Il faut dire en toute vérité que le bon peuple chrétien savait que, dans l’Église répandue dans le monde, soufflait l’Esprit Saint et que, si quelqu’un y travaillait de manière « parallèle », il ne s’agissait pas d’un fantôme, mais que c’était « le diable... comme un lion rugissant » (cf 1 Pierre, 5, 8). Le peuple chrétien sait en outre que l’unique mandat du Christ à l’Église est le dialogue, c’est vrai, mais celui du salut, qui parle de Dieu, ou encore en un mot, l’Évangile ; un dialogue toujours nouveau à chaque génération comme le rappelle « Evangelii Nuntiandi » de Paul VI, ou la Nouvelle Evangélisation de Jean Paul II. C’est là la tâche permanente de l’Eglise : celle de guérir l’homme de son péché, non pas avec des recettes aléatoires à la mode ou avec l’activisme, mais avec le remède d’immortalité qu’est le Christ, qui guérit et ressuscite les hommes de toutes les générations, et qui, sans cela resterait malade et mourrait.

Cela n’a été « inventé » par aucun Concile, et l’on ne pourrait inventer d’autre recette : cela était valable avant le Concile Vatican II, et vaudra à jamais. Le sens de l’interprétation correcte du Concile, qui a réalisé une réforme et non pas une rupture, est indiqué par le Pape Benoît XVI, et est valable à chaque époque et à chaque génération dans l’Eglise ; et ce n’est pas autre chose que la réalisation continue de la Parole du Verbe : « Voici, je fais l’univers nouveau » (Apocalypse, 21, 5).

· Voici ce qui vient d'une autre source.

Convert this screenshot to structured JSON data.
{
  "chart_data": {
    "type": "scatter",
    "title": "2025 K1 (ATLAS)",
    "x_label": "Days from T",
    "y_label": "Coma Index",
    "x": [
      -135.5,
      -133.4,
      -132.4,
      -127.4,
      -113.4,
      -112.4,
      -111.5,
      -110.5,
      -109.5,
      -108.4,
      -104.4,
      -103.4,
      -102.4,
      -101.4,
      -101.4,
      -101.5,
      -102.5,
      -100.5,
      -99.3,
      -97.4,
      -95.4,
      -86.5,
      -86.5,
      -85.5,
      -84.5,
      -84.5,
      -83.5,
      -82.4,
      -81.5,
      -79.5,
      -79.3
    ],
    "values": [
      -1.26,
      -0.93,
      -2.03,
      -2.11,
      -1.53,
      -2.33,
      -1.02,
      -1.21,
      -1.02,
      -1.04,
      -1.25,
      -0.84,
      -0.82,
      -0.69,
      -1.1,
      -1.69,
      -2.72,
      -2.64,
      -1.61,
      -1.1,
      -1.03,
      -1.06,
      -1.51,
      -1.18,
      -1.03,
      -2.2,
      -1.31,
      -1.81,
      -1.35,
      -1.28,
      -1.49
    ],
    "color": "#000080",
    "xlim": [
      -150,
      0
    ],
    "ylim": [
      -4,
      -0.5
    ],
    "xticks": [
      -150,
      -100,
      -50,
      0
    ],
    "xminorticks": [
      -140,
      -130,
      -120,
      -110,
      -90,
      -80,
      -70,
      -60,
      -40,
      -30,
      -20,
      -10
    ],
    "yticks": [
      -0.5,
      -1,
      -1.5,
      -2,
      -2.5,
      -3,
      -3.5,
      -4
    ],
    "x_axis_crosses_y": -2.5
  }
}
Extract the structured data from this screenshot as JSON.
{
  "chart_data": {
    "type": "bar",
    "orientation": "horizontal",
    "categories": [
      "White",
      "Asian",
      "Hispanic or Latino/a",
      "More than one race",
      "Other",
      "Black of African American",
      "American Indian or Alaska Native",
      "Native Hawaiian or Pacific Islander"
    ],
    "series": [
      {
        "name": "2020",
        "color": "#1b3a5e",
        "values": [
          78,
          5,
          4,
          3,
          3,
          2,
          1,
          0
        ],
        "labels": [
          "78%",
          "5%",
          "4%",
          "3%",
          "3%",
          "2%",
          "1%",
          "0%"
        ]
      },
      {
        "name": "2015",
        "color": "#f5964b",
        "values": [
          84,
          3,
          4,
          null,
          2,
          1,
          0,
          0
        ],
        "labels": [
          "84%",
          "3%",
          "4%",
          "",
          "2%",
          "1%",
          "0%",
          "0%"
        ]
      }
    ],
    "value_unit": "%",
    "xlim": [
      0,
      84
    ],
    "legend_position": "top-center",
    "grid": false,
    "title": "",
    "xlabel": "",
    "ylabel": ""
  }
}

La nouveauté authentique, actuellement, serait le dialogue entre la raison et la foi, s’il n’était pas en vérité une chose déjà ancienne : il remonte à l’évangéliste Jean qui a écrit : « Au commencement était le LOGOS », le Verbe, la Parole, la Raison à partir de laquelle sont faites toutes choses. L’Église lit le Concile, le comprend et le réalise à la lumière du « Logos » éternel qui existe dès le commencement et qui l’anime par l’Esprit Saint. Il n’existe pas d’autre esprit, même « conciliaire », qui puisse la guider. Ce ne serait seulement qu’un fantôme.